Launched in 2021, the Cartography collaboration aims to develop a cellular map of genes and proteins implicated across a range of immune-mediated inflammatory disorders and characterize pharmacologically relevant therapeutic targets.
Acknowledging the broad impact of immune mechanisms, Oxford is now expanding this ground-breaking work with Janssen to encompass diverse disorders prioritized by the highest unmet need, ranging from immune mediated disorders across several organs, cancer and neurodegeneration.
The three-year expansion adds four new areas: Infectious Disease, Vaccines, Oncology and Neuroscience. These areas will utilize the infrastructure established in the original project to address knowledge gaps in an efficient, multi-faceted approach.
The team of Principal Investigators, Fellows and support roles create a large powerful consortium to tackle the research challenges. Working alongside the current four Postdoctoral Fellows, will be an additional four Fellows focussing on specific disease areas as well as supporting the overall bioinformatics aspects of the programme. This represents a unique opportunity for Fellows and PIs to work on an industrially collaborative project involving multiple departments and disease area strongholds at Janssen all contributing to the large body of data and outcomes.

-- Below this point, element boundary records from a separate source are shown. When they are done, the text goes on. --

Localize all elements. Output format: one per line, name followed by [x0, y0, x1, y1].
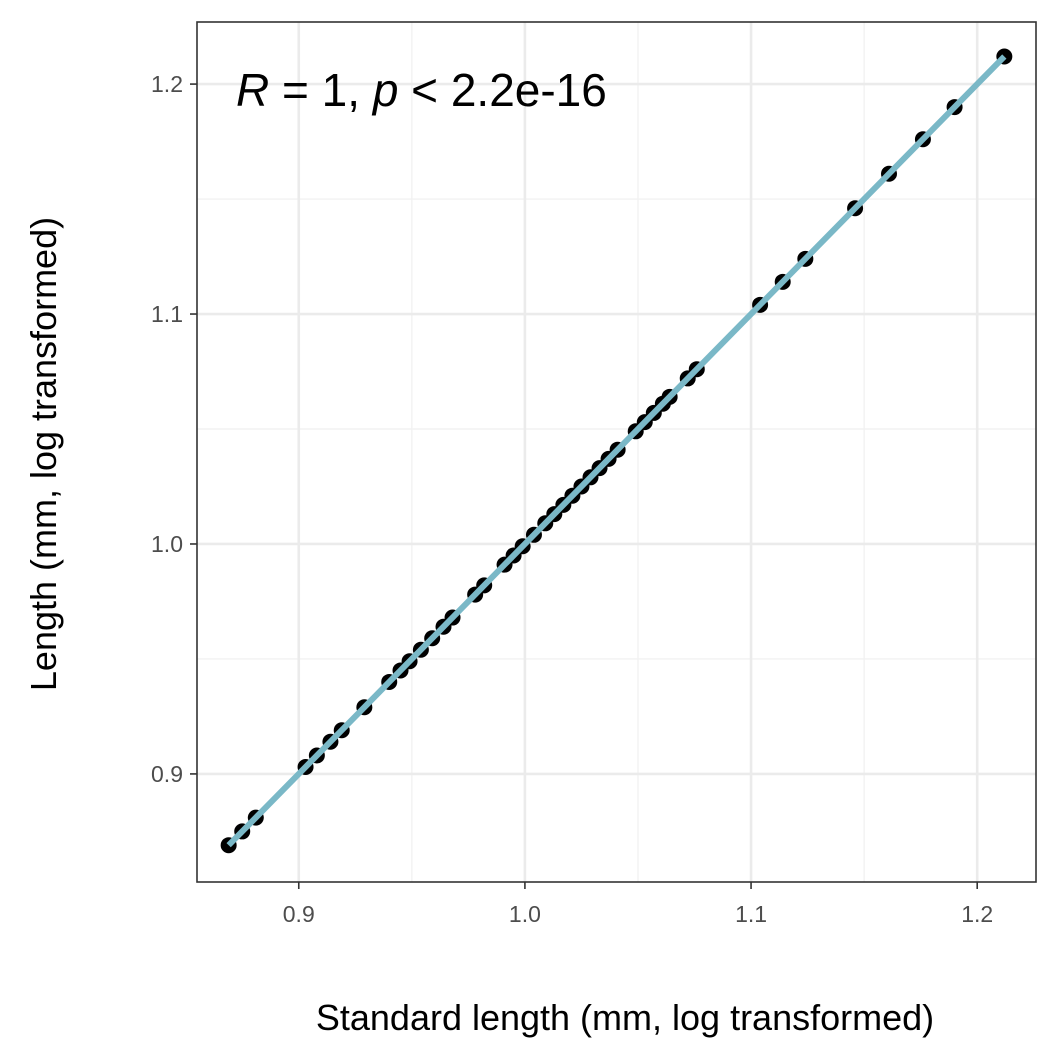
regression-line [226, 54, 1007, 848]
p-symbol: p [371, 64, 399, 116]
grid-lines [197, 22, 1036, 882]
panel-border [196, 21, 1037, 883]
x-axis: 0.9 1.0 1.1 1.2 [283, 882, 993, 927]
x-tick-label: 0.9 [283, 901, 315, 927]
y-tick-label: 1.0 [151, 531, 183, 557]
correlation-annotation: R = 1, p < 2.2e-16 [236, 64, 607, 116]
r-symbol: R [236, 64, 269, 116]
x-tick-label: 1.1 [735, 901, 767, 927]
x-tick-label: 1.2 [961, 901, 993, 927]
y-tick-label: 0.9 [151, 761, 183, 787]
p-value: < 2.2e-16 [398, 64, 606, 116]
y-tick-label: 1.1 [151, 301, 183, 327]
y-tick-label: 1.2 [151, 71, 183, 97]
y-axis-title: Length (mm, log transformed) [23, 217, 64, 691]
r-value: = 1, [269, 64, 373, 116]
fit-line-group [226, 54, 1007, 848]
x-axis-title: Standard length (mm, log transformed) [316, 997, 934, 1038]
x-tick-label: 1.0 [509, 901, 541, 927]
y-axis: 0.9 1.0 1.1 1.2 [151, 71, 197, 787]
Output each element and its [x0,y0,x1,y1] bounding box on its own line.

Lead Oxford investigator for the project, Professor Holm Uhlig said,
'The Cartography projects will allow us to understand cellular networks across multiple diseases and organs and they will establish a research ecosystem to collaborate across disciplines with a group of Janssen and Oxford scientists. Our ultimate aim is to understand tissue adaptation and disease mechanisms that allow us to develop treatments faster and based on cellular mechanisms.’

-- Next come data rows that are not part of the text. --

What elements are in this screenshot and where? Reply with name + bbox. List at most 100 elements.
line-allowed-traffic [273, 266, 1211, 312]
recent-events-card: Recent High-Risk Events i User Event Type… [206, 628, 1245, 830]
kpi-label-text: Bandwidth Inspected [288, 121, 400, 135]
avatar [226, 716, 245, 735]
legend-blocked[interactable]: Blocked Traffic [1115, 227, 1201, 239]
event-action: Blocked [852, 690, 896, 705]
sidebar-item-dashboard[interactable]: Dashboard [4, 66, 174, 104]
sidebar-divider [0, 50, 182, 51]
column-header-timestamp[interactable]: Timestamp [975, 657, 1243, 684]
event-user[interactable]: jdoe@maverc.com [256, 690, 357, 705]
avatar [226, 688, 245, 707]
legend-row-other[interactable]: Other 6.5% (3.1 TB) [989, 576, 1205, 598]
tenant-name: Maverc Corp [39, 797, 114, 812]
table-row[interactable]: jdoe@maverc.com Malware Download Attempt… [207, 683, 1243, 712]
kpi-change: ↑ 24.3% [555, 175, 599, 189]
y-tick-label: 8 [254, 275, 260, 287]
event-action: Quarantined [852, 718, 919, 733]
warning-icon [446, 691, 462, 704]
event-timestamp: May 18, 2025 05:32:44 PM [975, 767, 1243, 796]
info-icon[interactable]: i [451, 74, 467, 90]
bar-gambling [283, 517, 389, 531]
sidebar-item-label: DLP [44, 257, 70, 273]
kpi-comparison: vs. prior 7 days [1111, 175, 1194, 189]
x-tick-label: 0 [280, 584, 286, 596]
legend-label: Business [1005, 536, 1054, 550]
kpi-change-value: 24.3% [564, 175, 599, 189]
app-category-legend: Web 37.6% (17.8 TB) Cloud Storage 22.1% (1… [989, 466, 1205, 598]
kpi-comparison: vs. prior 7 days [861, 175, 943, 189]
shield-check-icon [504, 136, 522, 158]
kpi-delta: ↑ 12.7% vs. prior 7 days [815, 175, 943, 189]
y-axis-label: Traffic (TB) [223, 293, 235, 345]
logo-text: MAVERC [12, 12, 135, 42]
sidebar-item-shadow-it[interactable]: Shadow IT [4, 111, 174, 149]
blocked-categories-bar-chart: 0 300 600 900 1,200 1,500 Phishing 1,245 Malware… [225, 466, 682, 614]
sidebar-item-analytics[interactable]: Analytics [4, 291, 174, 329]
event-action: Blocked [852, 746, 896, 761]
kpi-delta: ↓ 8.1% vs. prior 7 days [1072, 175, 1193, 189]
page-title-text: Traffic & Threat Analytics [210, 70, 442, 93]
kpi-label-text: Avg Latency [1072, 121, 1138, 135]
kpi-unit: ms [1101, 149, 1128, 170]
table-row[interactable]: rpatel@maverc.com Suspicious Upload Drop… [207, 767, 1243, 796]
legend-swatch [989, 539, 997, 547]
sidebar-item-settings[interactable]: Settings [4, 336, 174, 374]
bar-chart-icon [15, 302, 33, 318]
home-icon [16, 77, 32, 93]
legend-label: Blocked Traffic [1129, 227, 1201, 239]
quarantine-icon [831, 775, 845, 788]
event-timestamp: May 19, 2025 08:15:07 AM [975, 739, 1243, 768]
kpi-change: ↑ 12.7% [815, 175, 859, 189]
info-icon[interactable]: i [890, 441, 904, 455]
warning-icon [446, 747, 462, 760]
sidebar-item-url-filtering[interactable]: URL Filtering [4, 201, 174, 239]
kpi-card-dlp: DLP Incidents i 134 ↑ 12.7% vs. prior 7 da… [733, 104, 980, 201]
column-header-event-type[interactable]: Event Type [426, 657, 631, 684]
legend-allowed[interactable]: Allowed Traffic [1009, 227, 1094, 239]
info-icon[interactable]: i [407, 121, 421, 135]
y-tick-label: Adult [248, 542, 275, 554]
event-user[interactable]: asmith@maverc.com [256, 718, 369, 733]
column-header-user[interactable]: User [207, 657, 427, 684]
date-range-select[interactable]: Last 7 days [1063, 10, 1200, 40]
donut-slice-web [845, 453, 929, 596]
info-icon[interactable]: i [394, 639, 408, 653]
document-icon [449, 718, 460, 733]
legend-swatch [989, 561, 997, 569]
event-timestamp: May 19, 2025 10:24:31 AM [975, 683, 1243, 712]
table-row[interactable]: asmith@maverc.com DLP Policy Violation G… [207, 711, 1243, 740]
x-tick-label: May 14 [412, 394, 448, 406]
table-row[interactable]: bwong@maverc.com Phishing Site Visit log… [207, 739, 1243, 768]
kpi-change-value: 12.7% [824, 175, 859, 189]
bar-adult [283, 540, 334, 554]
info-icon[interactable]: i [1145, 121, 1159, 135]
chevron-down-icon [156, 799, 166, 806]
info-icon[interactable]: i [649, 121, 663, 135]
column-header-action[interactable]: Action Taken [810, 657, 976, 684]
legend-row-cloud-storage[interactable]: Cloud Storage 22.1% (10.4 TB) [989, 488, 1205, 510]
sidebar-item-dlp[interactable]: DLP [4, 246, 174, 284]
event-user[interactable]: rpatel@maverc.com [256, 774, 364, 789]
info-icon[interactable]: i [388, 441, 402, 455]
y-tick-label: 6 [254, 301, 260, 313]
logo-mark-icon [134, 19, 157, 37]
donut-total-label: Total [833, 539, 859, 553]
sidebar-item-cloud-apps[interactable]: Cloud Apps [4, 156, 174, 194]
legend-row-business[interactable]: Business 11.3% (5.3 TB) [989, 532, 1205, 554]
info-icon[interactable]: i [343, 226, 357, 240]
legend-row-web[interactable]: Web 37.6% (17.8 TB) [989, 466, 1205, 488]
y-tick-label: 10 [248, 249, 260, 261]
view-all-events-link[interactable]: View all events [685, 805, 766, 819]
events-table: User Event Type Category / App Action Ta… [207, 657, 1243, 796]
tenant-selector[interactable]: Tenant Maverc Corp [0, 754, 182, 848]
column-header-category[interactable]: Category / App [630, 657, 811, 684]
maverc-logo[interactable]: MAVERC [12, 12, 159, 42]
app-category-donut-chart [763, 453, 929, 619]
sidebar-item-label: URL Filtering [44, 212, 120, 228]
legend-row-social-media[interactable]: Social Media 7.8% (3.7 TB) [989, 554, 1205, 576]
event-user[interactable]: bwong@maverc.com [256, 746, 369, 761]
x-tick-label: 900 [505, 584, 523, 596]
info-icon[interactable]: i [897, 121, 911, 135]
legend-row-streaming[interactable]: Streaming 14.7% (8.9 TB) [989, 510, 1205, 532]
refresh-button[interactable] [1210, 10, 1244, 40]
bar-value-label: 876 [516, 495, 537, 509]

Chas Bountra, Pro-Vice Chancellor for Innovation and Professor of Translational Medicine said,
‘This has already proved to be an exciting, innovative and impactful collaboration. The team have laid the foundations for accelerating our understanding of human disease pathophysiology at the cellular and molecular level, and offering the potential for discovering new drug targets, establishing new biomarker signatures and creating possibilities for drug repurposing, across a range of inflammatory diseases. I am thrilled this is now being expanded to include other therapeutic areas. My compliments to the team for the progress, and all the leaders for providing the vision and ensuring increased momentum.’